I have a theory that because of piracy, the quality of musicians being put out are poorer. My feeling is that they are avoiding musicians that play into the demographics most likely to pirate music (males 18-34) and instead playing to demographics that are somewhat internet literate, but not enough to be able to use torrents. So you end up with music targeted toward teenage girls.

If you take a look at the Billboard charts, it's filled with bubble gum pop songs and crappy hip-hop. You won't find many hard rock or alternative bands anymore.

SirFozzie 04-22-2009 04:01 PM

Because of Piracy, there's lesser artists out there? I find that VERY hard to believe, to say the least (I cancelled the first two things I said). More like the RIAA companies figured that the bubble would always be there, and focused on the bubble area, and then when the bubble popped, had no where to go.

Drake 04-22-2009 09:46 PM

Quote:

Originally Posted by RainMaker (Post 2000031)
I have a theory that because of piracy, the quality of musicians being put out are poorer. My feeling is that they are avoiding musicians that play into the demographics most likely to pirate music (males 18-34) and instead playing to demographics that are somewhat internet literate, but not enough to be able to use torrents. So you end up with music targeted toward teenage girls.

If you take a look at the Billboard charts, it's filled with bubble gum pop songs and crappy hip-hop. You won't find many hard rock or alternative bands anymore.


So explain Debbie Gibson, Tiffany, and much of the mid-1980's to me. ;)

Julio Riddols 04-23-2009 04:32 AM

http://www.guardian.co.uk/music/2009...buy-more-music

Thought this was interesting, considering they made people provide receipts for this study. Don't shoot the messenger..

Coder 04-23-2009 07:01 AM

Latest news from Sweden is that the trial might have to be re-done. The Judge sits on the board for an organization called "Swedish Association For the Protection of Industrial Rights", along with the prosecution main lawyers Monique Wadstedt and Henrik Ponten.

Linky: Was The Pirate Bay Judge Biased?

Tekneek 04-23-2009 08:20 AM

Quote:

Originally Posted by Coder (Post 2000491)
Latest news from Sweden is that the trial might have to be re-done. The Judge sits on the board for an organization called "Swedish Association For the Protection of Industrial Rights", along with the prosecution main lawyers Monique Wadstedt and Henrik Ponten.


I would think that, if these guys were as purely evil as they are portrayed to be, that the government (and industry) would do everything they could to make sure the prosecution went down without a hitch. Not leave a pretty glaring conflict of interest angle right in the middle of it.

molson 04-23-2009 08:42 AM

Quote:

Originally Posted by Tekneek (Post 2000533)
I would think that, if these guys were as purely evil as they are portrayed to be, that the government (and industry) would do everything they could to make sure the prosecution went down without a hitch.

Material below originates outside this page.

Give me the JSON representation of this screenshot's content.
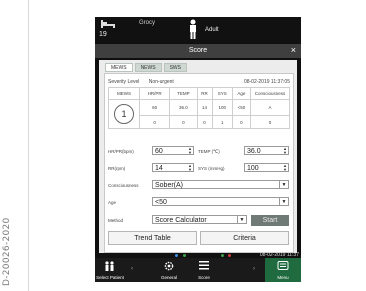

Not leave a pretty glaring conflict of interest angle right in the middle of it.


I don't think anyone referred to them, or pirates in general, as "purely evil", or made such implications. Why do you feel the need to constantly exaggerate your point? That's usually a sign that one thinks their argument is weak.

Tekneek 04-23-2009 08:46 AM

Quote:

Originally Posted by molson (Post 2000549)
Why do you feel the need to constantly exaggerate your point?


Constantly? I've not done it nearly as much as you guys. I'm just trying to keep up.

SirFozzie 04-23-2009 12:11 PM

If true, this is A) Really freaking stupid of the judge and prosecutors not to see this giant mine that will explode in their faces, B) Yes, cause for at least a new trial. (And considering some of the stuff they pulled during the trial, where they changed the charges a couple times around, really eye-opening).